Some methods of installation are hexagonal lag bolts into the building material (masonry or wood); a metal frame set into the building opening where the device is attached by weld or screw to this framing; a metal “header” plate at the top of the opening that is set into the masonry (usually along the mortar line), then vertical bars are welded to this “header” and sunken into the masonry (brick, mortar, block) at the bottom of the opening; carriage head bolts where the device is securely fastened through building components (studs, exterior walls, and so on); and simply screwed into the opening’s framework.

First, let’s look at using the butt of the ax or the back side of the halligan in a striking fashion against the masonry or welds securing the device. When striking masonry, make contact so that you transfer the energy of the impact to an area of least resistance (photo 1). When attempting to break the weld, it is important to strike the attachment point as close as possible. This will maximize the force necessary to separate the weld itself from the weakest point in the system (photo 2).

(striking tool to chip and break the masonry
(1) Use the “butt” side of the striking tool to chip and break the masonry toward an area of less resistance. Poured-in-place concrete/security bar systems will be more difficult to defeat than other masonry. (Photos 1 and 2 by Samuel Hittle; photos 3 and 4 by author.)  Click on photo to see video.
 
break welds strike with tool
(2) To efficiently break welds, strike with the “butt” end of the tool as close to the attachment as possible. Click on photo to see video.

In the cases where prying will be advantageous, one key point to keep in mind is to know how the devices are installed. Often, each vertical or horizontal component is not set into the masonry or welded to the frame. The assembly is secured in a particular pattern with every three or more posts being a point of attachment. Knowing this will allow you to make fast work of the device and not waste energy. If prying is the preferred method, be sure to use gravity in addition to leverage (photo 3).

prying bars out of masonry with adz
(3) When prying bars out of masonry or breaking a weld with the adz, position the tool as close to the area as possible to maximize leverage and impact. Click on photo to see video.

If the devices are secured in place using lags, you may elect to use either striking or prying techniques to overcome them. Lags bolts are distinguishable from other style bolts based on their head design. Seeing a hexagonal head on the bolt tells you that it is only secured into the building material; however, seeing a rounded carriage head bolt is indicative that the bolt runs completely through the building material. When striking the attachment, deliver as much impact on the head of the bolt as possible.
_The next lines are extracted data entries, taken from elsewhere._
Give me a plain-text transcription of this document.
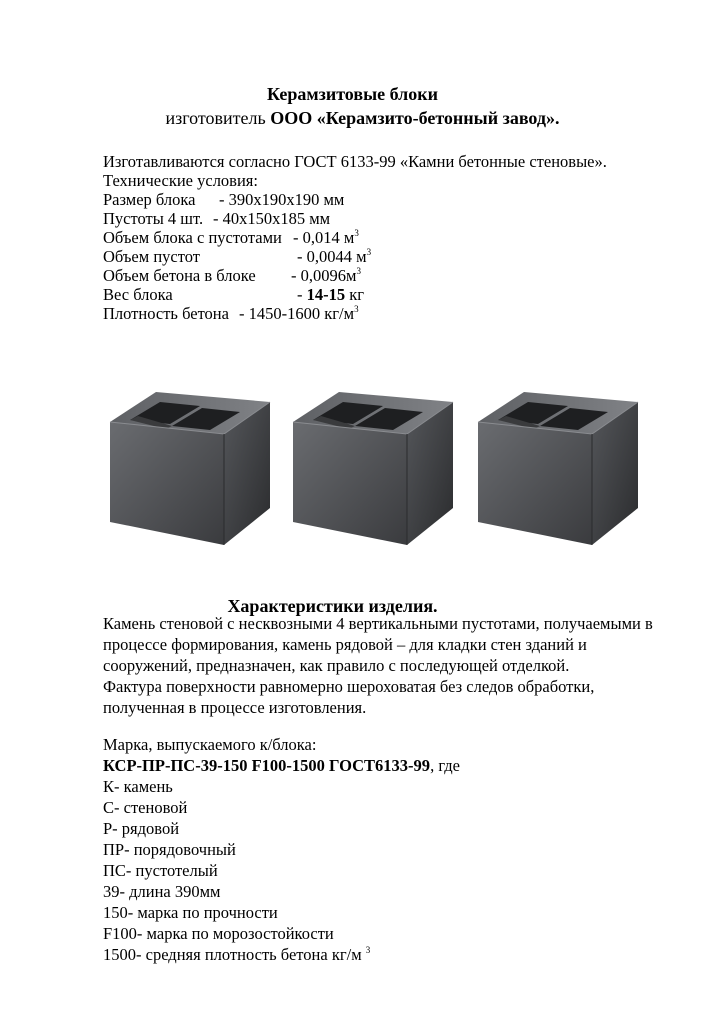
Керамзитовые блоки
изготовитель ООО «Керамзито-бетонный завод».
Изготавливаются согласно ГОСТ 6133-99 «Камни бетонные стеновые».
Технические условия:
Размер блока - 390х190х190 мм
Пустоты 4 шт. - 40х150х185 мм
Объем блока с пустотами - 0,014 $м^3$
Объем пустот	- 0,0044 $м^3$
Объем бетона в блоке - $0,0096м^3$
Вес блока	- 14-15 кг
Плотность бетона - 1450-1600 $кг/м^3$
Характеристики изделия.
Камень стеновой с несквозными 4 вертикальными пустотами, получаемыми в
процессе формирования, камень рядовой – для кладки стен зданий и
сооружений, предназначен, как правило с последующей отделкой.
Фактура поверхности равномерно шероховатая без следов обработки,
полученная в процессе изготовления.
Марка, выпускаемого к/блока:
КСР-ПР-ПС-39-150 F100-1500 ГОСТ6133-99, где
К- камень
С- стеновой
Р- рядовой
ПР- порядовочный
ПС- пустотелый
39- длина 390мм
150- марка по прочности
F100- марка по морозостойкости
1500- средняя плотность бетона кг/м $^3$
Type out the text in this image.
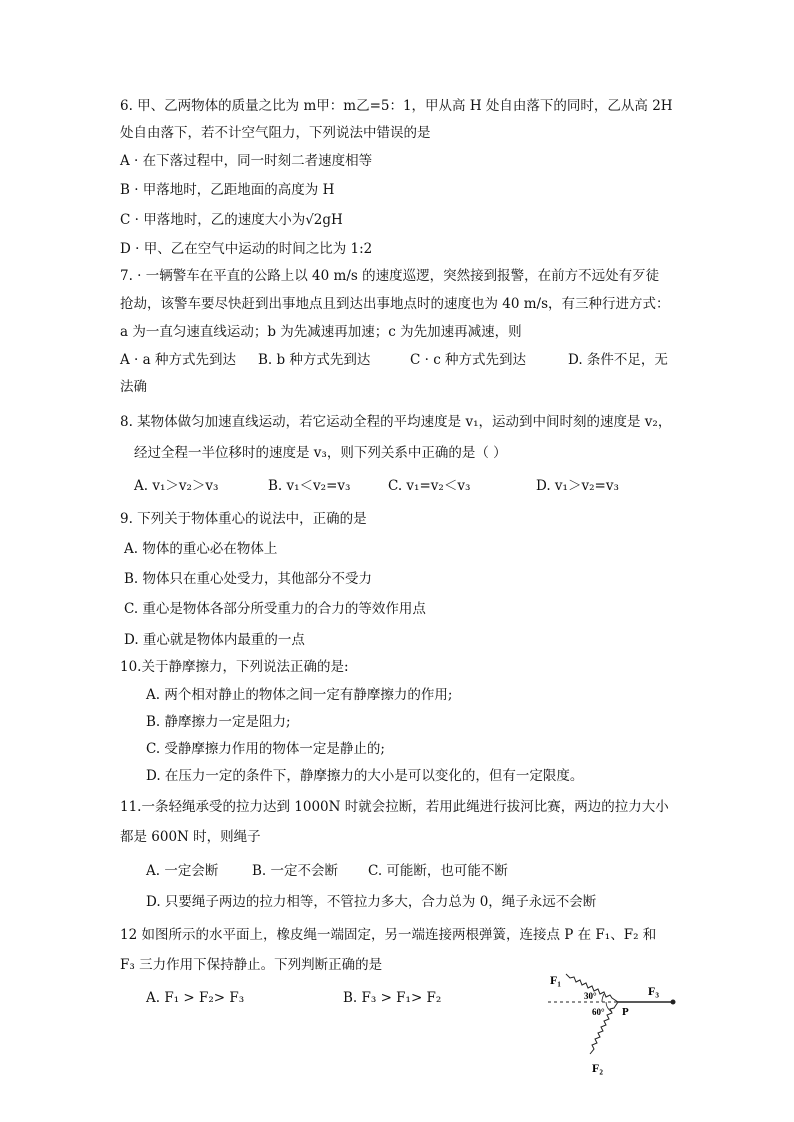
6. 甲、乙两物体的质量之比为 m甲：m乙=5：1，甲从高 H 处自由落下的同时，乙从高 2H
处自由落下，若不计空气阻力，下列说法中错误的是
A · 在下落过程中，同一时刻二者速度相等
B · 甲落地时，乙距地面的高度为 H
C · 甲落地时，乙的速度大小为√2gH
D · 甲、乙在空气中运动的时间之比为 1:2
7. · 一辆警车在平直的公路上以 40 m/s 的速度巡逻，突然接到报警，在前方不远处有歹徒
抢劫，该警车要尽快赶到出事地点且到达出事地点时的速度也为 40 m/s，有三种行进方式：
a 为一直匀速直线运动；b 为先减速再加速；c 为先加速再减速，则
A · a 种方式先到达 B. b 种方式先到达	C · c 种方式先到达	D. 条件不足，无
法确
8. 某物体做匀加速直线运动，若它运动全程的平均速度是 v₁，运动到中间时刻的速度是 v₂，
经过全程一半位移时的速度是 v₃，则下列关系中正确的是（ ）
A. v₁＞v₂＞v₃	B. v₁＜v₂=v₃	C. v₁=v₂＜v₃	D. v₁＞v₂=v₃
9. 下列关于物体重心的说法中，正确的是
A. 物体的重心必在物体上
B. 物体只在重心处受力，其他部分不受力
C. 重心是物体各部分所受重力的合力的等效作用点
D. 重心就是物体内最重的一点
10.关于静摩擦力，下列说法正确的是:
A. 两个相对静止的物体之间一定有静摩擦力的作用;
B. 静摩擦力一定是阻力;
C. 受静摩擦力作用的物体一定是静止的;
D. 在压力一定的条件下，静摩擦力的大小是可以变化的，但有一定限度。
11.一条轻绳承受的拉力达到 1000N 时就会拉断，若用此绳进行拔河比赛，两边的拉力大小
都是 600N 时，则绳子
A. 一定会断 B. 一定不会断 C. 可能断，也可能不断
D. 只要绳子两边的拉力相等，不管拉力多大，合力总为 0，绳子永远不会断
12 如图所示的水平面上，橡皮绳一端固定，另一端连接两根弹簧，连接点 P 在 F₁、F₂ 和
F₃ 三力作用下保持静止。下列判断正确的是
A. F₁ > F₂> F₃	B. F₃ > F₁> F₂
F₁
30°
60° P
F₃
F₂
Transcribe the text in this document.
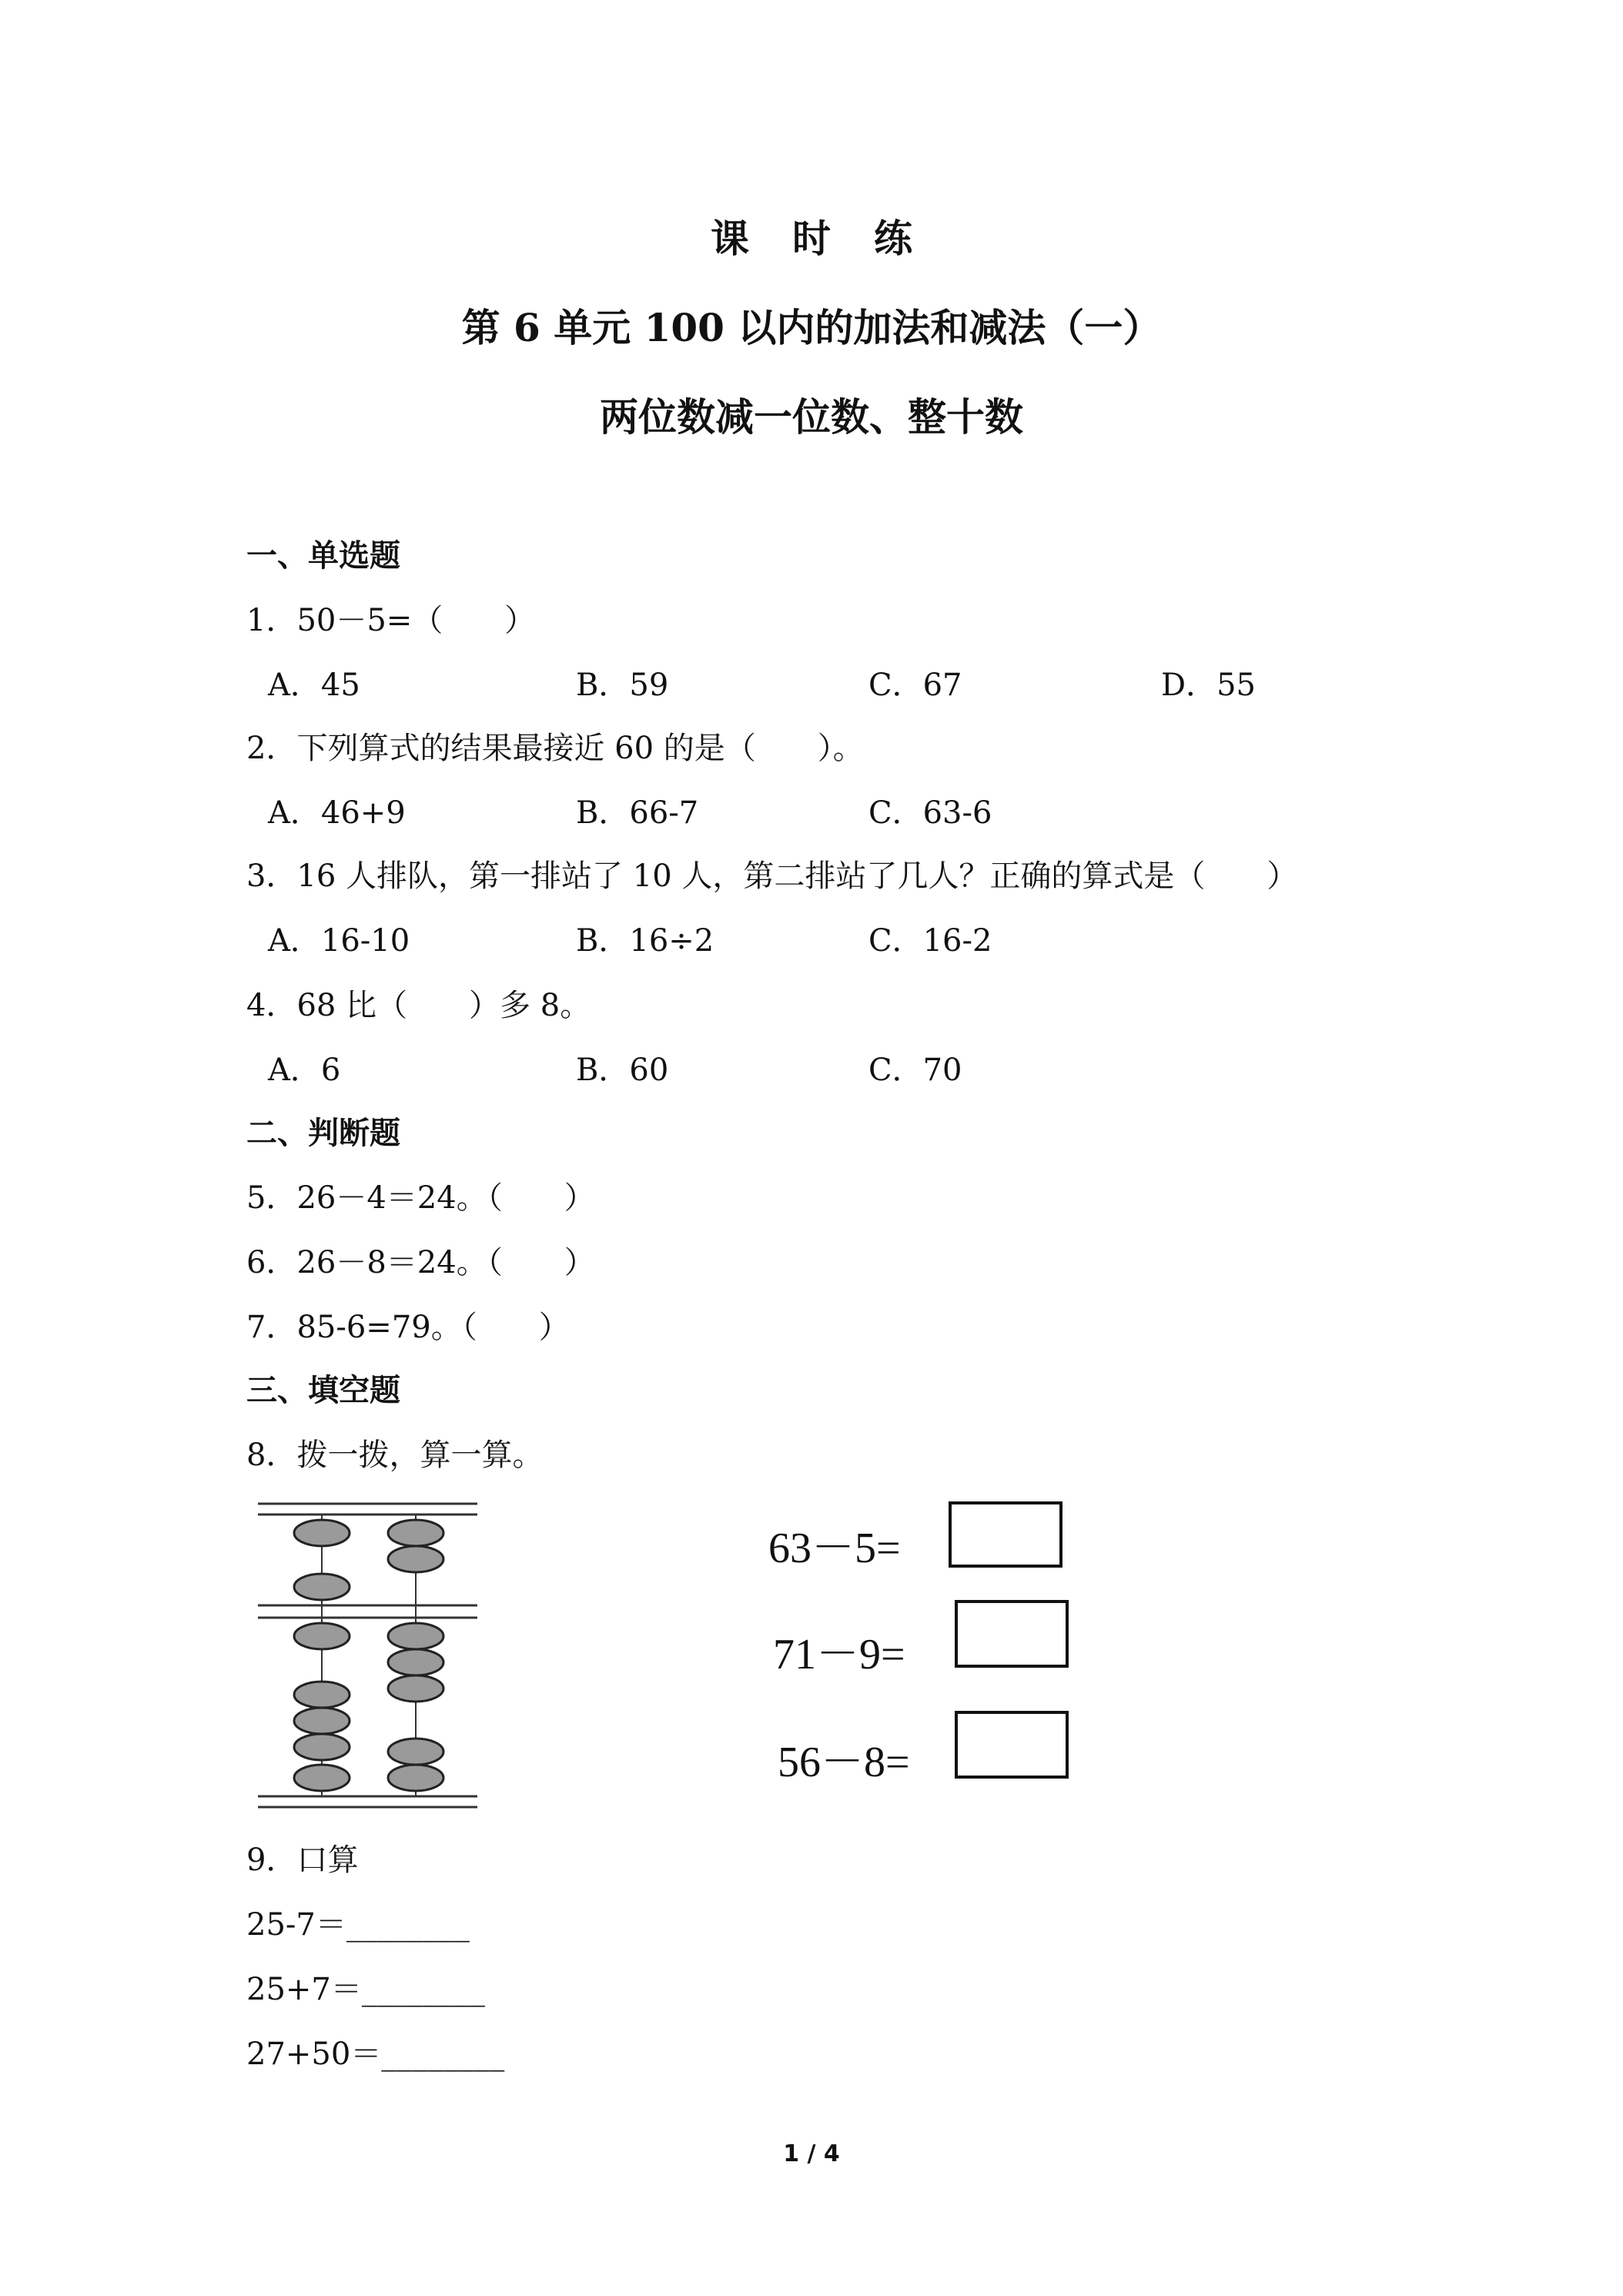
课时练
第 6 单元 100 以内的加法和减法（一）
两位数减一位数、整十数
一、单选题
1．50－5=（　　）
A．45	B．59	C．67	D．55
2．下列算式的结果最接近 60 的是（　　）。
A．46+9	B．66-7	C．63-6
3．16 人排队，第一排站了 10 人，第二排站了几人？正确的算式是（　　）
A．16-10	B．16÷2	C．16-2
4．68 比（　　）多 8。
A．6	B．60	C．70
二、判断题
5．26－4＝24。（　　）
6．26－8＝24。（　　）
7．85-6=79。（　　）
三、填空题
8．拨一拨，算一算。
63－5=
71－9=
56－8=
9．口算
25-7＝________
25+7＝________
27+50＝________
1 / 4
This will loosen the bolt, allowing the bars or security door to fall out or facilitating an easier prying operation (photo 4).

Striking with tool close attachment point
(4) Striking with the “butt” of the tool as close to the attachment point as possible will maximize impact force to loosen the fastener, allowing the system to fall out or facilitating easier prying. Click on photo to see video.

On devices that have hinges, you have a few options, depending on the type of device. You can attack the hinges themselves by using leverage—prying to defeat the hinges; others may have a “break away” disk over a quarter-turn mechanism, and striking this disk will allow for exterior operation of the mechanism.

Learn what types of high-security devices are in your response area so you will be able to quickly identify them, see how they are attached, and efficiently defeat them without the use of a power saw. This doesn’t negate the value of the saw. Always send for one, but get started with what you have. It may surprise you how effectively and quickly you can use your basic complement of hand tools to remove such devices. Many of the bars and gates will succumb to properly applied leverage, force, and gravity.

ROGER STEGER has more than 17 years of fire service experience and is the deputy chief of the Kentland Volunteer Fire Department in Prince George’s County, Maryland, and a firefighter in the Baltimore (MD) Fire Department. He is an instructor with Traditions Training, LLC; is an adjunct instructor for FDIC H.O.T.; and is presenting at FDIC 2014.